Vierzehn Jahre lang war ich in Schreiben, Lesen, Rechnen, Geschichte, den Lehren der Alten und Neuen Sprachen, Politik und Kämpfen unterrichtet worden. Alleine. Lehrer, die vor Versagensangst kaum dazu fähig gewesen waren zu atmen, Themen, die meine Eltern ausgewählt hatten, und ich.

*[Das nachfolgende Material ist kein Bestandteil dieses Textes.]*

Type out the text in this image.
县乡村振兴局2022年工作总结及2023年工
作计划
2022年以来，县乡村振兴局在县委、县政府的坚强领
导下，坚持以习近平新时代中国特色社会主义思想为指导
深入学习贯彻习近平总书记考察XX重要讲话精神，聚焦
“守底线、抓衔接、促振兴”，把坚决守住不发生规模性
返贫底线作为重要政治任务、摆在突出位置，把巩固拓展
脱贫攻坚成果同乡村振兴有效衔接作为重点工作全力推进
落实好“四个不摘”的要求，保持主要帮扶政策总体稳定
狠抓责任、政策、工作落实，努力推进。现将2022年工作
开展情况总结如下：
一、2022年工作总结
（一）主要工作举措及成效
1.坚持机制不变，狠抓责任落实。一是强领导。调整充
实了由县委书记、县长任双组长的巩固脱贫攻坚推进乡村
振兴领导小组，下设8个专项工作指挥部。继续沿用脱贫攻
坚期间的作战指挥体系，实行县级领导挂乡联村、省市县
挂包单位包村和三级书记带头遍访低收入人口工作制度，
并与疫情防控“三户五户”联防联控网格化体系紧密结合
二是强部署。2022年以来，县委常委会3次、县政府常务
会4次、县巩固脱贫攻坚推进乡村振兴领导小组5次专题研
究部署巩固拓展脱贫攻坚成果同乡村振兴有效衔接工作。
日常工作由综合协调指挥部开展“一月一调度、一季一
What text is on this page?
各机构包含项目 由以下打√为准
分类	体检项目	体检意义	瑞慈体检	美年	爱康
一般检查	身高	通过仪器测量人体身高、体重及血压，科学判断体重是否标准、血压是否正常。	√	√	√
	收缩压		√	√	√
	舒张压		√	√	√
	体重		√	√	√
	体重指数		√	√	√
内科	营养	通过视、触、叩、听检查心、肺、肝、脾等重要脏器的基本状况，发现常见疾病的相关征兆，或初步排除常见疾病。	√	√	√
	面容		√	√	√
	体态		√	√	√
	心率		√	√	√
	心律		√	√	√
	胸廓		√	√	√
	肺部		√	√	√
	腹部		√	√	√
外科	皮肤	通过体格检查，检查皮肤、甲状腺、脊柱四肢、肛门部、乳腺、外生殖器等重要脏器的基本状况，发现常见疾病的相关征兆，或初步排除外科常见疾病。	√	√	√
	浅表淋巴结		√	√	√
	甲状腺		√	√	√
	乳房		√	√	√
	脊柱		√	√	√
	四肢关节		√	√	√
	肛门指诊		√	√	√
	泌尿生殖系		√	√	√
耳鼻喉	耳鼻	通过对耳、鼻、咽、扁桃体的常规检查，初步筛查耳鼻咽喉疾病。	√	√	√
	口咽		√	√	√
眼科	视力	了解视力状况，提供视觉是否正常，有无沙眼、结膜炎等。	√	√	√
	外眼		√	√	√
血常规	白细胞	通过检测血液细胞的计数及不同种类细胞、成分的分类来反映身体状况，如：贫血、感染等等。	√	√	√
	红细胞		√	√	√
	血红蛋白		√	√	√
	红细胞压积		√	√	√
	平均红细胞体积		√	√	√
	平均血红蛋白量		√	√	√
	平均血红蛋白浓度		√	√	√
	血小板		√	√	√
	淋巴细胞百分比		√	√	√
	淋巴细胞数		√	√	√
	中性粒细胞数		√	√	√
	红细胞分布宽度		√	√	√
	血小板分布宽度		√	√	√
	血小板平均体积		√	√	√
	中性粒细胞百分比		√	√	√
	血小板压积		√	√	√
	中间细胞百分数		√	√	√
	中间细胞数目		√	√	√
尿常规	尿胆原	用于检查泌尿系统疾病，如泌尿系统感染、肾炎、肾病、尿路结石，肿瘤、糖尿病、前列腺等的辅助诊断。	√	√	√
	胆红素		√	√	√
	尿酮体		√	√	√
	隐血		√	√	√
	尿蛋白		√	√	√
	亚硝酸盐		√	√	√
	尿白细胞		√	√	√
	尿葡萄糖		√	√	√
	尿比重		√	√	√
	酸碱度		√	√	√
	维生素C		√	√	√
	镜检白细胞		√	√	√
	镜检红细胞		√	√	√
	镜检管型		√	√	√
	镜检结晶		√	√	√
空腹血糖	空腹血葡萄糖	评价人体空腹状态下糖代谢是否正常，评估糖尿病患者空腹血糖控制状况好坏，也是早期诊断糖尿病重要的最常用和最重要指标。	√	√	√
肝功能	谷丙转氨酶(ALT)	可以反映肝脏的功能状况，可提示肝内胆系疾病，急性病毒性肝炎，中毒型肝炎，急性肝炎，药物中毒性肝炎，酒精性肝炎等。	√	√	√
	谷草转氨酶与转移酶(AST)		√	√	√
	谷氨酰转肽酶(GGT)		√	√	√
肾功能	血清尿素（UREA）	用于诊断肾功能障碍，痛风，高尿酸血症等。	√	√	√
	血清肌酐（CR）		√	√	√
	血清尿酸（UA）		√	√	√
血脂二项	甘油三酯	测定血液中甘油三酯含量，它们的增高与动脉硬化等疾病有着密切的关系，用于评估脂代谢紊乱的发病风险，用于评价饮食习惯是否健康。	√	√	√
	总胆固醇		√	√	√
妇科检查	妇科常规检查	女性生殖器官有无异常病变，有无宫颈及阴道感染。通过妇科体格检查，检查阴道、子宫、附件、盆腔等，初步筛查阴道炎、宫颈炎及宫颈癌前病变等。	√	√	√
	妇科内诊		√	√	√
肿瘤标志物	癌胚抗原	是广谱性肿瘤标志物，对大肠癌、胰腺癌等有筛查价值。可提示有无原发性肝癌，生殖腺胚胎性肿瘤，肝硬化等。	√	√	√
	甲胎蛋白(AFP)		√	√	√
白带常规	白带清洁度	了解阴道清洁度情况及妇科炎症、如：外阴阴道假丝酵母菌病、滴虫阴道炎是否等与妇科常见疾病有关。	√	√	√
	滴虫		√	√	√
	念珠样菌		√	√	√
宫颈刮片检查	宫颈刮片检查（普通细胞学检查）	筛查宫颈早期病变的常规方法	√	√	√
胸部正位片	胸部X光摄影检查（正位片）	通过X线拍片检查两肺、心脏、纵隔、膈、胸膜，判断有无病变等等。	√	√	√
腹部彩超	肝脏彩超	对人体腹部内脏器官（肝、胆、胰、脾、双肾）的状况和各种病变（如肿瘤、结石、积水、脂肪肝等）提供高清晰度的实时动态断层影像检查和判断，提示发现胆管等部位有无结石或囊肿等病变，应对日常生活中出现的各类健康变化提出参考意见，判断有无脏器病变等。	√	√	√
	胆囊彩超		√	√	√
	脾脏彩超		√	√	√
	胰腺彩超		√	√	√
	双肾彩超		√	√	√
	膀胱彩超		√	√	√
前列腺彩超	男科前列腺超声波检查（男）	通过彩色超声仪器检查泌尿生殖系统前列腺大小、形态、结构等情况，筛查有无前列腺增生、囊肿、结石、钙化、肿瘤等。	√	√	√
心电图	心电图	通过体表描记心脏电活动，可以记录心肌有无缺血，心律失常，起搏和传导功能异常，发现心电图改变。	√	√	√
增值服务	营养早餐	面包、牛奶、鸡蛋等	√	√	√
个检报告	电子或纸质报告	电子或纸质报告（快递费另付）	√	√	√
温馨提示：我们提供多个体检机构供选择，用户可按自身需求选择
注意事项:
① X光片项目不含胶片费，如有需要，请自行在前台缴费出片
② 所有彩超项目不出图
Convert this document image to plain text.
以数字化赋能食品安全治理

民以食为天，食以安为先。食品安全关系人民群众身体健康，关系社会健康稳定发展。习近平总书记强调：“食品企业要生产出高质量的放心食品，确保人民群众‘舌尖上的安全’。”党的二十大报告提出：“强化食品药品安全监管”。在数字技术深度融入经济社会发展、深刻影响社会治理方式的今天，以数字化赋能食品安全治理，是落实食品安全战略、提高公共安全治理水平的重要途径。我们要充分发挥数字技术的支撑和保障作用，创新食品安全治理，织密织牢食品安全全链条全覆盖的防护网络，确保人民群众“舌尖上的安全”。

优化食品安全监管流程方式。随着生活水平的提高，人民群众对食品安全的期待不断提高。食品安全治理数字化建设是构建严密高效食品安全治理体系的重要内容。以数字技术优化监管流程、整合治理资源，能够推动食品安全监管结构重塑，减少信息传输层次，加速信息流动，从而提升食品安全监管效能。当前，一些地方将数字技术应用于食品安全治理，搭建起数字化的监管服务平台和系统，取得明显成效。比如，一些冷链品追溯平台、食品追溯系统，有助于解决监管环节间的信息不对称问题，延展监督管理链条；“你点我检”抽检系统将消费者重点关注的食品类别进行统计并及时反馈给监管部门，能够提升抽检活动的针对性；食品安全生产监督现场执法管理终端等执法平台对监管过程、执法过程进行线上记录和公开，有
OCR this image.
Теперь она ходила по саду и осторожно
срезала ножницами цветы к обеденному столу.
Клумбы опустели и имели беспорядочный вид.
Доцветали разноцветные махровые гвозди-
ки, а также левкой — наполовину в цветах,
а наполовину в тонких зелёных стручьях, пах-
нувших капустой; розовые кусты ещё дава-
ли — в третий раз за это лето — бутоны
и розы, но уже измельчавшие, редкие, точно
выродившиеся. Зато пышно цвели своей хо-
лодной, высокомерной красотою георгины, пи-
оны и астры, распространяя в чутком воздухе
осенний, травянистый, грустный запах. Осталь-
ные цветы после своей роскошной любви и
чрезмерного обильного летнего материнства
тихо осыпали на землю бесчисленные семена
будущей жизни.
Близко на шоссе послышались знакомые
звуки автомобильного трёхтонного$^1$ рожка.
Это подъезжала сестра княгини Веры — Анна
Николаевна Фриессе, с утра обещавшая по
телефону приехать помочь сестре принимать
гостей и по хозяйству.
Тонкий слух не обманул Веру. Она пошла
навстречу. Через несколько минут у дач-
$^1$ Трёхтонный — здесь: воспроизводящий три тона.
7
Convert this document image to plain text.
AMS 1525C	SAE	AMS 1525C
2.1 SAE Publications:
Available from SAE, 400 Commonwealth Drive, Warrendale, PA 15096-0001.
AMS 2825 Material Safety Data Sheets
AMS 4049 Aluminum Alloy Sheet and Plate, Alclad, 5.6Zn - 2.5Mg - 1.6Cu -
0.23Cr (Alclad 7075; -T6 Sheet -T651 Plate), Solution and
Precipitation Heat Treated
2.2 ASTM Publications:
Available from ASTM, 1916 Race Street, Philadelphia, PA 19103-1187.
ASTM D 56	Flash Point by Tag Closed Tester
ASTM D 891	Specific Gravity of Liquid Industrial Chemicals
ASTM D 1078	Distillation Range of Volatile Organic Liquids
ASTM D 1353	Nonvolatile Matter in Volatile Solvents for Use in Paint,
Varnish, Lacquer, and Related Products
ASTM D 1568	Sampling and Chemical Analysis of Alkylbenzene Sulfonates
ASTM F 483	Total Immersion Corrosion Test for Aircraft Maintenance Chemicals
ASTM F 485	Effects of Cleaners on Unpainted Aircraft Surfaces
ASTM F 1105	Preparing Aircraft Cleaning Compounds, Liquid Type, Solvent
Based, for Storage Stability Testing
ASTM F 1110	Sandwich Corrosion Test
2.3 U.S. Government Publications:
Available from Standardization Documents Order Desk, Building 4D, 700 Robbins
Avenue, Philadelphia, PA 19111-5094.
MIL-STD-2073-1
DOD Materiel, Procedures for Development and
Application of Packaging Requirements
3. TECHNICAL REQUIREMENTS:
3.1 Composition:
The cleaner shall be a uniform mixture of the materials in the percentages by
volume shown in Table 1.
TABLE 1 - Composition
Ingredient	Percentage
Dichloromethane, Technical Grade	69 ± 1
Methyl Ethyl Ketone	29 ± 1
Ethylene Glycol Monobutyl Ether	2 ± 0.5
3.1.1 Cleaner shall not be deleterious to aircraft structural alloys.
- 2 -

In einer öffentlichen Schule machte ich ganz neue Erfahrungen. Wir waren mindestens 20 Personen in einem Kurs. Der Stundenplan, die Lehrer und die Mitschüler wurden zugeteilt und es gab gewisse Regeln, an die man sich zu halten hatte. Vor der ersten Unterrichtsstunde hatte Silas uns erklärt, dass man dem Lehrer zuhören sollte, mitschreiben, sich Dinge merken und versuchen, seine Fragen zu beantworten. Für ungefähr 15 Minuten hatte das problemlos funktioniert. Zumindest bei mir. Tatsächlich bemühte sich kaum jemand, mehr als körperlich anwesend zu sein. Die meisten unterhielten sich, lagen schlafend auf den Tischen oder spielten an ihren Handys.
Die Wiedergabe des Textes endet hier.